What vents may reveal about the origins of life on Earth could transform how we perceive the subsurface oceans deep below the icy shells of several Solar System moons. Jupiter’s moon Europa is one of the best candidates for alien life, whose churning subsurface ocean is in contact with a rocky layer below it where vents might exist. Saturn’s moon Enceladus is rich with salt water, which a series of geysers spray out as vapor plumes.

Not only does Saturn’s moon Titan have a subsurface ocean, it also has standing bodies of liquid and a hazy atmosphere. Jupiter’s moon Ganymede is the largest and most robust moon in the Solar System, and even boasts its own magnetosphere, a feature on Earth that helps to shield life forms from harmful radiation.

If life once appeared spontaneously from Earth’s hydrothermal vents, maybe it could have emerged in the subsurface oceans buried deep below the icy exteriors of these Solar System moons. Maybe the recipe for life isn’t exclusive to Earth.

Drawing of life around a hydrothermal vent on Earth.

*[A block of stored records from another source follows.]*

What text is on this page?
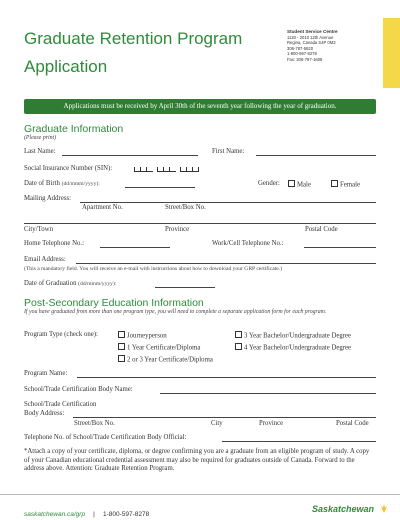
Graduate Retention Program
Application
Student Service Centre
1120 - 2010 12th Avenue
Regina, Canada S4P 0M3
306-787-5620
1-800-597-8278
Fax: 306-787-1608
Applications must be received by April 30th of the seventh year following the year of graduation.
Graduate Information
(Please print)
Last Name:	First Name:
Social Insurance Number (SIN):
Date of Birth (dd/mmm/yyyy):	Gender:	Male	Female
Mailing Address:
Apartment No.	Street/Box No.
City/Town	Province	Postal Code
Home Telephone No.:	Work/Cell Telephone No.:
Email Address:
(This a mandatory field. You will receive an e-mail with instructions about how to download your GRP certificate.)
Date of Graduation (dd/mmm/yyyy):
Post-Secondary Education Information
If you have graduated from more than one program type, you will need to complete a separate application form for each program.
Program Type (check one):	Journeyperson	3 Year Bachelor/Undergraduate Degree
1 Year Certificate/Diploma	4 Year Bachelor/Undergraduate Degree
2 or 3 Year Certificate/Diploma
Program Name:
School/Trade Certification Body Name:
School/Trade Certification
Body Address:
Street/Box No.	City	Province	Postal Code
Telephone No. of School/Trade Certification Body Official:
*Attach a copy of your certificate, diploma, or degree confirming you are a graduate from an eligible program of study. A copy of your Canadian educational credential assessment may also be required for graduates outside of Canada. Forward to the address above. Attention: Graduate Retention Program.
saskatchewan.ca/grp | 1-800-597-8278
Saskatchewan
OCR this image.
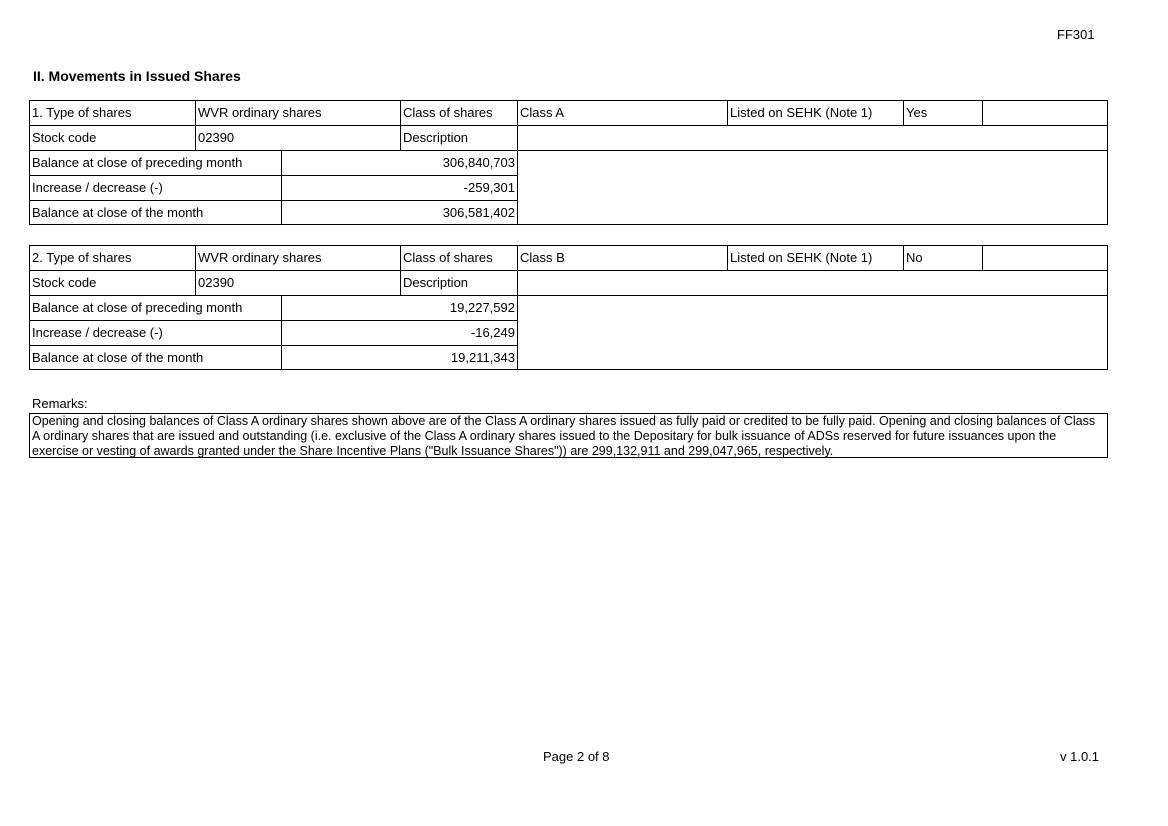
FF301
II. Movements in Issued Shares
1. Type of shares	WVR ordinary shares	Class of shares	Class A	Listed on SEHK (Note 1)	Yes
Stock code	02390	Description
Balance at close of preceding month	306,840,703
Increase / decrease (-)	-259,301
Balance at close of the month	306,581,402
2. Type of shares	WVR ordinary shares	Class of shares	Class B	Listed on SEHK (Note 1)	No
Stock code	02390	Description
Balance at close of preceding month	19,227,592
Increase / decrease (-)	-16,249
Balance at close of the month	19,211,343
Remarks:
Opening and closing balances of Class A ordinary shares shown above are of the Class A ordinary shares issued as fully paid or credited to be fully paid. Opening and closing balances of Class A ordinary shares that are issued and outstanding (i.e. exclusive of the Class A ordinary shares issued to the Depositary for bulk issuance of ADSs reserved for future issuances upon the exercise or vesting of awards granted under the Share Incentive Plans ("Bulk Issuance Shares")) are 299,132,911 and 299,047,965, respectively.
Page 2 of 8	v 1.0.1
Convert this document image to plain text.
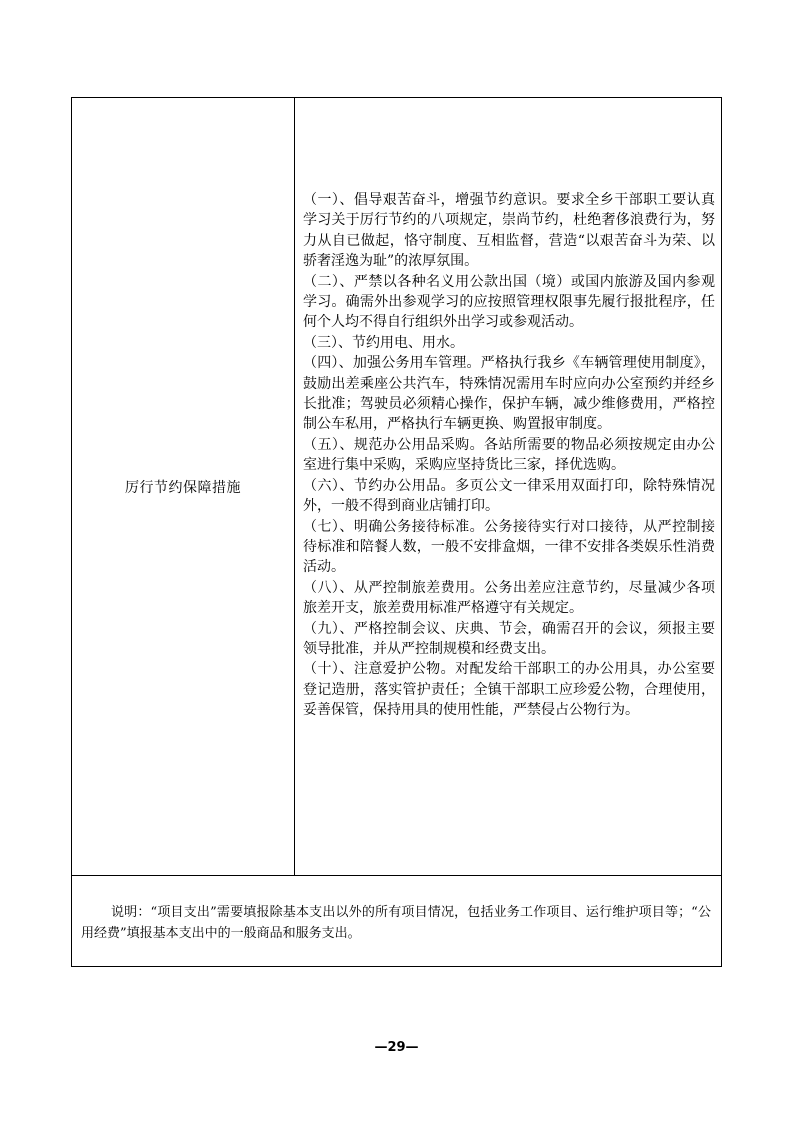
厉行节约保障措施

（一）、倡导艰苦奋斗，增强节约意识。要求全乡干部职工要认真学习关于厉行节约的八项规定，崇尚节约，杜绝奢侈浪费行为，努力从自已做起，恪守制度、互相监督，营造“以艰苦奋斗为荣、以骄奢淫逸为耻”的浓厚氛围。

（二）、严禁以各种名义用公款出国（境）或国内旅游及国内参观学习。确需外出参观学习的应按照管理权限事先履行报批程序，任何个人均不得自行组织外出学习或参观活动。

（三）、节约用电、用水。

（四）、加强公务用车管理。严格执行我乡《车辆管理使用制度》，鼓励出差乘座公共汽车，特殊情况需用车时应向办公室预约并经乡长批准；驾驶员必须精心操作，保护车辆，减少维修费用，严格控制公车私用，严格执行车辆更换、购置报审制度。

（五）、规范办公用品采购。各站所需要的物品必须按规定由办公室进行集中采购，采购应坚持货比三家，择优选购。

（六）、节约办公用品。多页公文一律采用双面打印，除特殊情况外，一般不得到商业店铺打印。

（七）、明确公务接待标准。公务接待实行对口接待，从严控制接待标准和陪餐人数，一般不安排盒烟，一律不安排各类娱乐性消费活动。

（八）、从严控制旅差费用。公务出差应注意节约，尽量减少各项旅差开支，旅差费用标准严格遵守有关规定。

（九）、严格控制会议、庆典、节会，确需召开的会议，须报主要领导批准，并从严控制规模和经费支出。

（十）、注意爱护公物。对配发给干部职工的办公用具，办公室要登记造册，落实管护责任；全镇干部职工应珍爱公物，合理使用，妥善保管，保持用具的使用性能，严禁侵占公物行为。

说明：“项目支出”需要填报除基本支出以外的所有项目情况，包括业务工作项目、运行维护项目等；“公用经费”填报基本支出中的一般商品和服务支出。
—29—
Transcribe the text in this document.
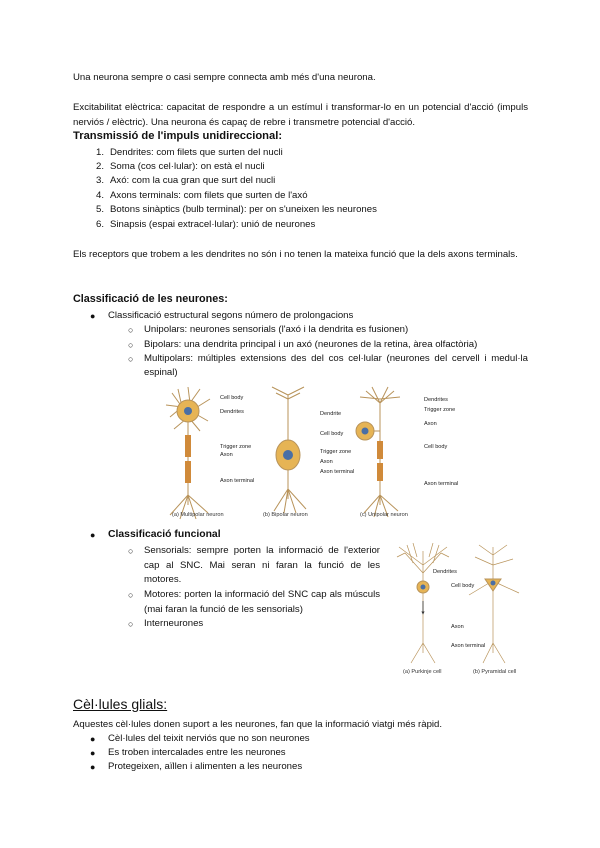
Una neurona sempre o casi sempre connecta amb més d'una neurona.
Excitabilitat elèctrica: capacitat de respondre a un estímul i transformar-lo en un potencial d'acció (impuls nerviós / elèctric). Una neurona és capaç de rebre i transmetre potencial d'acció.
Transmissió de l'impuls unidireccional:
1. Dendrites: com filets que surten del nucli
2. Soma (cos cel·lular): on està el nucli
3. Axó: com la cua gran que surt del nucli
4. Axons terminals: com filets que surten de l'axó
5. Botons sinàptics (bulb terminal): per on s'uneixen les neurones
6. Sinapsis (espai extracel·lular): unió de neurones
Els receptors que trobem a les dendrites no són i no tenen la mateixa funció que la dels axons terminals.
Classificació de les neurones:
● Classificació estructural segons número de prolongacions
○ Unipolars: neurones sensorials (l'axó i la dendrita es fusionen)
○ Bipolars: una dendrita principal i un axó (neurones de la retina, àrea olfactòria)
○ Multipolars: múltiples extensions des del cos cel·lular (neurones del cervell i medul·la espinal)
Cell body
Dendrites
Trigger zone
Axon
Axon terminal
(a) Multipolar neuron
Dendrite
Cell body
Trigger zone
Axon
Axon terminal
(b) Bipolar neuron
Dendrites
Trigger zone
Axon
Cell body
Axon terminal
(c) Unipolar neuron
● Classificació funcional
○ Sensorials: sempre porten la informació de l'exterior cap al SNC. Mai seran ni faran la funció de les motores.
○ Motores: porten la informació del SNC cap als músculs (mai faran la funció de les sensorials)
○ Interneurones
Dendrites
Cell body
Axon
Axon terminal
(a) Purkinje cell	(b) Pyramidal cell
Cèl·lules glials:
Aquestes cèl·lules donen suport a les neurones, fan que la informació viatgi més ràpid.
● Cèl·lules del teixit nerviós que no son neurones
● Es troben intercalades entre les neurones
● Protegeixen, aïllen i alimenten a les neurones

DE AGOSTINI PICTURE LIBRARY/De Agostini/Getty Images

How InVADER Will Help Find Life

InVADER’s big offer is that it can fill in gaps in knowledge. This sealab’s constant measurements will reveal what happens on shorter timescales, and help paint an idea of what’s happening that other periodic or sporadic analyses might have missed.

“There are cameras looking at chimneys, you know, for months and years at a time. We know that. There have been, of course, bio investigations, chemical investigations with certain in-situ instruments [but that] have only been done one time or two times over years of spacing between those measurements,” Sobron says.

“So what we’re missing is what are the kinetics, what is the change in dynamics of this, you know, on a daily basis, on a weekly basis, on a monthly basis. [In 2024] that’s the first time we’re going to be able to do lab-like analysis on a vent daily essentially for over a year.”

For all we know about these chimneys, there is a lot that is unknown. This is especially true when it comes to life at extremes. But given the extremes that might be found on ocean worlds like Europa and Enceladus, we’re only at the beginning of our pursuit of alien life.